Castel del Monte
Castel del Monte

Modified Plant Design

(File 142-110)

Page 13

        Façade Wall Redefinition

The new footing corner HH' is almost as distant from the indoor face of the façade wall as the corner H; the latter is the anchor of the façade wall outdoor face in the concept design, folio 113:01.

The same is true for corner BB' whose distance from the indoor face of the façade wall is the same small difference shorter that the distance of corner B from the indoor face of the façade wall, folio 113:01.

Furthermore, corners BB' and HH' make clean geometric anchoring points for the façade wall, folio 113:01.

The solution, therefore, is to redefine the anchoring corner for the outdoor face of the façade wall to corners BB' and HH' of the enlarged footing octagon, folio 113:02.

The resulting wall thickness is smaller that the measure in the concept design. The task next is to measure the reduction and find an adjustment to return the façade wall width to the measure defined in the concept design.

        Measurement of the Façade Wall Reduction

The footing corner triangle is instrumental in providing a measure of the reduction in the façade wall thickness, folio 113:03.

An enlarged view of the area of interest is provided in folio 113:04 for improved clarity. The footing corner triangle is referred to as triangle T1 and is the feature triangle.

Recognizable in the footing corner triangle are the geometric shapes created by the existing lines as they cross trough the footing corner. Prominent is the right-angle triangle T2 and the equal triangle T4.

These are easily recognized as the geometric sub-components of the footing corner triangle, which is in the form of the feature triangle.

The feature triangle is of special interest in geometry and was studied in the previous design phase. Folio 113:05 provides a summary of the special study made of this unique triangle. Folio 113:06 provides an application of these features to the footing corner triangle.

The geometry of the sub-component triangles in the footing corner triangle provides a mathematical definition of the reduction in the façade wall thickness, folio 113:04.

This reduction is the measure m-n; it is in the range of 4 to 5 centimeter in the final construction.

        Adjustment to the Façade Wall Reduction

The medieval architect’s remedy to make up for this wall reduction was to add a finishing layer of the thickness m-n to the indoor face of the façade wall, folio 113:07.

There are now two references for the indoor face of the façade wall:

  1. A stone face that smoothly and continuously flows into the vault stonework at the spring line and is anchored to corner AA, which is relabeled corner AA' following the tower enlargement.

  2. A finishing face that rises from floor to vault spring line.

The finishing face serves to cover the walls with marbles and other artistic details and is capped by a stone cornice at the spring line.

There is clear evidence of these two surfaces, folios 113:08 and 113:09. Most of the finishing layer has disappeared over the centuries.

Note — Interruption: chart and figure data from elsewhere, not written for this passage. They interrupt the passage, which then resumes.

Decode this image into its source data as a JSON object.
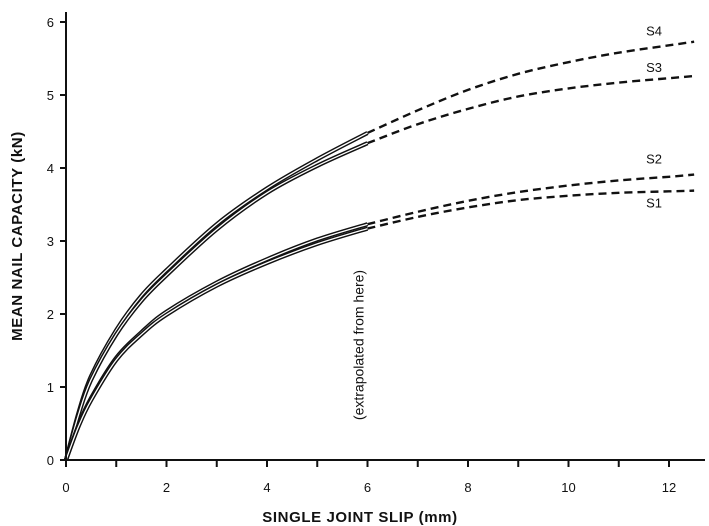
{
  "chart_data": {
    "type": "line",
    "title": "",
    "xlabel": "SINGLE JOINT SLIP (mm)",
    "ylabel": "MEAN NAIL CAPACITY (kN)",
    "xlim": [
      0,
      12.6
    ],
    "ylim": [
      0,
      6.2
    ],
    "x_ticks": [
      0,
      2,
      4,
      6,
      8,
      10,
      12
    ],
    "y_ticks": [
      0,
      1,
      2,
      3,
      4,
      5,
      6
    ],
    "minor_x_step": 1,
    "grid": false,
    "annotation": "(extrapolated from here)",
    "extrapolated_from_x": 6,
    "series": [
      {
        "name": "S4",
        "x": [
          0,
          0.25,
          0.5,
          1,
          1.5,
          2,
          3,
          4,
          5,
          6,
          7,
          8,
          9,
          10,
          11,
          12,
          12.5
        ],
        "y": [
          0,
          0.65,
          1.15,
          1.78,
          2.25,
          2.6,
          3.23,
          3.72,
          4.12,
          4.48,
          4.79,
          5.07,
          5.29,
          5.45,
          5.58,
          5.68,
          5.73
        ]
      },
      {
        "name": "S3",
        "x": [
          0,
          0.25,
          0.5,
          1,
          1.5,
          2,
          3,
          4,
          5,
          6,
          7,
          8,
          9,
          10,
          11,
          12,
          12.5
        ],
        "y": [
          0,
          0.62,
          1.1,
          1.72,
          2.18,
          2.53,
          3.16,
          3.66,
          4.03,
          4.34,
          4.6,
          4.81,
          4.98,
          5.09,
          5.17,
          5.23,
          5.26
        ]
      },
      {
        "name": "S2",
        "x": [
          0,
          0.25,
          0.5,
          1,
          1.5,
          2,
          3,
          4,
          5,
          6,
          7,
          8,
          9,
          10,
          11,
          12,
          12.5
        ],
        "y": [
          0,
          0.48,
          0.85,
          1.4,
          1.75,
          2.03,
          2.43,
          2.75,
          3.02,
          3.23,
          3.4,
          3.55,
          3.67,
          3.76,
          3.83,
          3.88,
          3.91
        ]
      },
      {
        "name": "S1",
        "x": [
          0,
          0.25,
          0.5,
          1,
          1.5,
          2,
          3,
          4,
          5,
          6,
          7,
          8,
          9,
          10,
          11,
          12,
          12.5
        ],
        "y": [
          0,
          0.46,
          0.82,
          1.37,
          1.72,
          1.99,
          2.39,
          2.7,
          2.96,
          3.17,
          3.33,
          3.46,
          3.56,
          3.62,
          3.66,
          3.68,
          3.69
        ]
      }
    ]
  }
}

What is observable nowadays is the stone face and the stone cornices embedded in the stone wall that framed the finished portion, folio 113:08. There are some remnants of the finishing layer still visible, folio 113:09.

The focus in this design phase is the form layout and the structural solutions; the design of architectural and artistic feature came later in the process.

With this redefinition, the façade wall width is returned to the measure determined in the concept design, following the tower enlargement. The remaining problem is the minor diagonals and the cross vault location.